The problem is not my friends and classmates, the problem is the Hollywood depiction of intelligence as nerdy, cowardly, weak and socially awkward like those in “Big Bang Theory” at best and completely insane like in “A Beautiful Mind” or “Pi” at worst. But that was not us, that was not Ben Juwono who is now a cartoonist for Dreamworks (ok, maybe Ben was nerdy, but he was not weak or awkward) or Tram Dang who can climb walls of any climbing gym while computing huge equations. The problem is that the world and Hollywood paints intelligence, engineering, science as dopey while the people involved in the field are anything but. Courtney Schatzman is not a dopey girl, she is a great looking California babe who goes on ships for months at a time working on climate change research. Billy Hatfield is not a nerd, he hikes up in mountains for days checking on earthquake sensors around California. Columbine is not some Mayim Bialik’s caricature of a biologist, she is an engineer working on telecommunication who looks like she could be in magazines. And these classmates of mine were not the exception, they are the norm. Eric Clark looked like an out of shape bro in a hate who likes sports and drinking cheap beer at a local bar but he is a brilliant mind and scientist (and was a pretty good chain-smoker) that no one would take for a physicist, all because of our faulty pre-conceptions. Ben Yukich could be on a cover of a motorcycle riding magazine with his stud earrings but he was a mad-man with equations.

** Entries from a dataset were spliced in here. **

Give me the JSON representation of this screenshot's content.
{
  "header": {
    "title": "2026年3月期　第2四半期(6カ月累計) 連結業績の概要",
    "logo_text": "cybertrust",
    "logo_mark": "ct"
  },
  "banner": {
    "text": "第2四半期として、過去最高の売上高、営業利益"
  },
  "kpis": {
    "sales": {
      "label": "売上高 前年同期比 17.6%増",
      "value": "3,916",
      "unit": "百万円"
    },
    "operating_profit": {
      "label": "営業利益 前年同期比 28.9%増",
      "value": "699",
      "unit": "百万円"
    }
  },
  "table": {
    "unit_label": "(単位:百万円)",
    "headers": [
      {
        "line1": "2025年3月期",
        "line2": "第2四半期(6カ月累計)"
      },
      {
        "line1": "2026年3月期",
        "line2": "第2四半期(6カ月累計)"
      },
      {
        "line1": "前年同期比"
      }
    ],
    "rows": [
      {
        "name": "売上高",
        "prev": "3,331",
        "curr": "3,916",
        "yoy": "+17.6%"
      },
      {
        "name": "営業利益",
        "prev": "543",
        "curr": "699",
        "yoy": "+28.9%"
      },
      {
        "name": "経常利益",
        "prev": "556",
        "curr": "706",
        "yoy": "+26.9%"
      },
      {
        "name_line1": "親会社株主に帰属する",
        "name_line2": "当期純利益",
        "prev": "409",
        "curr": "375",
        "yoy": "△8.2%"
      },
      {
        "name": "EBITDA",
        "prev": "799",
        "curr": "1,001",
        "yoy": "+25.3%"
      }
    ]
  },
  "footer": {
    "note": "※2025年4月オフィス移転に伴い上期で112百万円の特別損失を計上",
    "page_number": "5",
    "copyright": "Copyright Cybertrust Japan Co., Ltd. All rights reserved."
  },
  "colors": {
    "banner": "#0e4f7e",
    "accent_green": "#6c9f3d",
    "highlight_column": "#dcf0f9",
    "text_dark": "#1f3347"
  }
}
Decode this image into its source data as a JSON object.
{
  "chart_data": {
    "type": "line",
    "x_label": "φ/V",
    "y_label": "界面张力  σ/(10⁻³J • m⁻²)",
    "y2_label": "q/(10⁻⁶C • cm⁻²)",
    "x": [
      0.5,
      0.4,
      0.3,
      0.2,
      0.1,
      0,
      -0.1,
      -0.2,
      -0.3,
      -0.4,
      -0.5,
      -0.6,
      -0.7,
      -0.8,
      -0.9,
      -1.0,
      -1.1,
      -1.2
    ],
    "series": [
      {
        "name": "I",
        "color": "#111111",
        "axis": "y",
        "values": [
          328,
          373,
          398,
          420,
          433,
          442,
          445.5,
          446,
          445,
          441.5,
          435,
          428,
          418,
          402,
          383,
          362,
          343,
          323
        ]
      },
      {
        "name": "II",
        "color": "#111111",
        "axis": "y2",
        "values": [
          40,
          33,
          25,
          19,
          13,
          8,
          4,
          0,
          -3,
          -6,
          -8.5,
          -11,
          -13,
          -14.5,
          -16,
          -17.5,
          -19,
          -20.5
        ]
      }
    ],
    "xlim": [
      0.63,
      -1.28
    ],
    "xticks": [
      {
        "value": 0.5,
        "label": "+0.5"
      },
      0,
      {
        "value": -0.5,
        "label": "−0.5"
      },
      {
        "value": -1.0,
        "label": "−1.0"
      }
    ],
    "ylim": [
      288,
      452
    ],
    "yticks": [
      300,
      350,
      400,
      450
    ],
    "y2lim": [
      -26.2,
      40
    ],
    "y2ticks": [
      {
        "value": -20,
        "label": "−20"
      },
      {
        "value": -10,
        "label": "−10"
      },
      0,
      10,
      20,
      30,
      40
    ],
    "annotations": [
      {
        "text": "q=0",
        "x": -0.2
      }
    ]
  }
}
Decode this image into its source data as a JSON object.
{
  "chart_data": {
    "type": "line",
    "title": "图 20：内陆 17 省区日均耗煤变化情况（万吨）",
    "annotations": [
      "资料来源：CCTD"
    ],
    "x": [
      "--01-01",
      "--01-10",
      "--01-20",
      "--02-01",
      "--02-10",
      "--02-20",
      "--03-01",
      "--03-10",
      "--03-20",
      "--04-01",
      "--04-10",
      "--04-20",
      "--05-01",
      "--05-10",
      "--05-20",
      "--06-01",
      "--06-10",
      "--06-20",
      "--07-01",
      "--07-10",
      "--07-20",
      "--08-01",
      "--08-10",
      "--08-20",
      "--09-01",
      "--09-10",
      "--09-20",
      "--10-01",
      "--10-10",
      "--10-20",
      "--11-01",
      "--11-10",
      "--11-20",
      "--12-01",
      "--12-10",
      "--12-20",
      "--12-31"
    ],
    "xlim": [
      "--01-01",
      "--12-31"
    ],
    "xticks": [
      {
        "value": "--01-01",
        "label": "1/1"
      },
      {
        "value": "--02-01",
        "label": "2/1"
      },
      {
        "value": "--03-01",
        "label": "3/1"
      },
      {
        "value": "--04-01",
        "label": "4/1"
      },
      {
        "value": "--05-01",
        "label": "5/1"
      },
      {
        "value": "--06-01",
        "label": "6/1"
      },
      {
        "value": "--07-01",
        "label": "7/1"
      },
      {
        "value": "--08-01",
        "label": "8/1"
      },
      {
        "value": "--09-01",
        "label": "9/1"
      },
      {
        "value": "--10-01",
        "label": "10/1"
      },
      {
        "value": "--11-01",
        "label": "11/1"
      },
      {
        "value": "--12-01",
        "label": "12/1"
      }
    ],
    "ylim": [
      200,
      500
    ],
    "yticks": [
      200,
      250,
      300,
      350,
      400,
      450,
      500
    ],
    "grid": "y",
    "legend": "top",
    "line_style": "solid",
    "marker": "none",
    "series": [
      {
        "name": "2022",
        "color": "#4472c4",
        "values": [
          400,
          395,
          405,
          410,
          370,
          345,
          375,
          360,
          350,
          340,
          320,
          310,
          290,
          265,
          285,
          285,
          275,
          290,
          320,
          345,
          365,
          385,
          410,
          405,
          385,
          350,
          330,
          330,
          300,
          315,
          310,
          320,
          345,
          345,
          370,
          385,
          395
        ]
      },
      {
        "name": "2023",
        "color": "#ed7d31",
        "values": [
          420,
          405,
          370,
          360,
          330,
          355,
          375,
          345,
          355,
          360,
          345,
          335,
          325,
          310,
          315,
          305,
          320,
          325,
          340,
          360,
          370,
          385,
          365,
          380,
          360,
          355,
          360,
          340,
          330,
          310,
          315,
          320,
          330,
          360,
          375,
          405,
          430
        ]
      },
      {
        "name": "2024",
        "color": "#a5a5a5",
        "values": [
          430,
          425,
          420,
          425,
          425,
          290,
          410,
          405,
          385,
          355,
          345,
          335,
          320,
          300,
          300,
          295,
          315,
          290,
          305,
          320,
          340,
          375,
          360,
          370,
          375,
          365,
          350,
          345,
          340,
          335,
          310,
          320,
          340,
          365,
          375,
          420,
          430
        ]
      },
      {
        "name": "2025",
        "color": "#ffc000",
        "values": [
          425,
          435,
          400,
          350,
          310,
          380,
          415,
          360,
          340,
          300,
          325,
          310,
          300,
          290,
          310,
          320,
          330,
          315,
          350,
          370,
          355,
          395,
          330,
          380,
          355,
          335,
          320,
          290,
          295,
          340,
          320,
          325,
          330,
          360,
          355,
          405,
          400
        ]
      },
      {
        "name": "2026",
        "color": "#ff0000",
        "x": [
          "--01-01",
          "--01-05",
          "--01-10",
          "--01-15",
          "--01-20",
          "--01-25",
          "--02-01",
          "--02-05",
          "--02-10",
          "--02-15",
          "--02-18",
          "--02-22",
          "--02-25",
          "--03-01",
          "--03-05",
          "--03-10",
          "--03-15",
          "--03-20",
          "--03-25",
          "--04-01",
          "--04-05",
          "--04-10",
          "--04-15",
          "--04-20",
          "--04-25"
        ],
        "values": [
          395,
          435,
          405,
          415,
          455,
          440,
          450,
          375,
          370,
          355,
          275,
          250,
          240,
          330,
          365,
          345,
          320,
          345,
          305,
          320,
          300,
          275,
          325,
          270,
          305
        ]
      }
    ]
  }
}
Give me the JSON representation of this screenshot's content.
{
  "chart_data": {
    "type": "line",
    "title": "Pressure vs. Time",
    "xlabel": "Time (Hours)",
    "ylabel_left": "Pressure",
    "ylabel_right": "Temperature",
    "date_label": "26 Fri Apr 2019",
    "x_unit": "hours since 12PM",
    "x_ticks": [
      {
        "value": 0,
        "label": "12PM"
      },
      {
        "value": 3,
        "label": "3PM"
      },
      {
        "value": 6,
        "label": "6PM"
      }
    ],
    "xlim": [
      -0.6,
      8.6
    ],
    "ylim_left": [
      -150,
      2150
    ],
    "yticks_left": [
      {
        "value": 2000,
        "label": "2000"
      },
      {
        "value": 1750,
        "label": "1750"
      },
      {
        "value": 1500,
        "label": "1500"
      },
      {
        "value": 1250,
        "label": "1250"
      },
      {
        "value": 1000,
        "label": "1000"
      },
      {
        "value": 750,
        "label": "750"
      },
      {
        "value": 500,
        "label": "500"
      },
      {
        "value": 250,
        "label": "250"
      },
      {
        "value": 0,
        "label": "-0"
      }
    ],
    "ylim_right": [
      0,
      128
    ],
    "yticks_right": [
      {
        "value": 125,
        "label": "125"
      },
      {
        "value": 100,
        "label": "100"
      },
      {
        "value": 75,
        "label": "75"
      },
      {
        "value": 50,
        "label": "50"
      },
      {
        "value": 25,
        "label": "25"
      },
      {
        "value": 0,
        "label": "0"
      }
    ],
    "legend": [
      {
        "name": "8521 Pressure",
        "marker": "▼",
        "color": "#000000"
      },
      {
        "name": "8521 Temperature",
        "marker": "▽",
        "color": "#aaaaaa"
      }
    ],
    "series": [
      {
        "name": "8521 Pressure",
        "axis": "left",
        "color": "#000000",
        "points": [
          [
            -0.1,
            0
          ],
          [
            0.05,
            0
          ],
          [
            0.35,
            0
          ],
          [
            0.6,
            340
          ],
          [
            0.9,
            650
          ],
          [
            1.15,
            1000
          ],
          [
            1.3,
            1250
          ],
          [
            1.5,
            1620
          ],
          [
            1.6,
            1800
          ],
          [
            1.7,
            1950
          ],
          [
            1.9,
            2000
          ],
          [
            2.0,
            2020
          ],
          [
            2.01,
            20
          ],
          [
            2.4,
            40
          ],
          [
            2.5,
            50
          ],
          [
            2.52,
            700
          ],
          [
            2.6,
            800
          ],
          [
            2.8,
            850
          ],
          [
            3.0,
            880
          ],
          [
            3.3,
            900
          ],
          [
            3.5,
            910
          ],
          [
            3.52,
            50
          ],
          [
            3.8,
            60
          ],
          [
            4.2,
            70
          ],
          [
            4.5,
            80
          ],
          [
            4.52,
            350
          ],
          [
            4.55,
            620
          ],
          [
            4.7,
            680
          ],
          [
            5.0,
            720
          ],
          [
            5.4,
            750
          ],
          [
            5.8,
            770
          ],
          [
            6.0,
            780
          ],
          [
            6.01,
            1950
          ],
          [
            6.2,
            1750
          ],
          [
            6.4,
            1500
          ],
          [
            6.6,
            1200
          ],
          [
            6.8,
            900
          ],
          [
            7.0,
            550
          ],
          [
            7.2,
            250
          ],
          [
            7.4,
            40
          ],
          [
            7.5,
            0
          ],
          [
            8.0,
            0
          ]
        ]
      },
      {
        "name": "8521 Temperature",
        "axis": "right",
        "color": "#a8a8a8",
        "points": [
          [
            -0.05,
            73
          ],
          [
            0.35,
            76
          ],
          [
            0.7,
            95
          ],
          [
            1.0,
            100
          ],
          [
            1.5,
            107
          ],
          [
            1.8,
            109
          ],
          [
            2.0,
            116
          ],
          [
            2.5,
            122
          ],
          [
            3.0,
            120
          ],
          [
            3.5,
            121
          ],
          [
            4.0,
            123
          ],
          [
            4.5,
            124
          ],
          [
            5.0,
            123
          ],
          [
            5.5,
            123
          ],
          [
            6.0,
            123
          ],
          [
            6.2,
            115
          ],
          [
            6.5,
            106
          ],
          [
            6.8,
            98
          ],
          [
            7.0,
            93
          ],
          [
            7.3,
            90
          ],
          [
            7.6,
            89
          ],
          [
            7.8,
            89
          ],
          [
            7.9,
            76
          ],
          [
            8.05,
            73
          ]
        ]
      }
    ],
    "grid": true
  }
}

The point is, we cannot take pride in shows like Big Bang Theory for showing smart people, because it doesn’t, it shows a caricature, a demeaning stereotype that does no-one any good. At a time when we need more engineers and scientists means we need to encourage people who have a talent, regardless of their hobbies or looks. Maybe we need to get actors to walk across the campus and interact with the science departments and act accordingly. Or maybe we need to stop these highly specialized majors so that actors and future executives can sit in a class with scientists. Because we are not weak, we are not nerdy, we are not socially awkward, we’re scientists and engineers, we’re divers, pilots and climbers and soccer players. Most importantly, we’re no different from anyone else and anyone can be just like us, even if you’re a jock, model or nerd.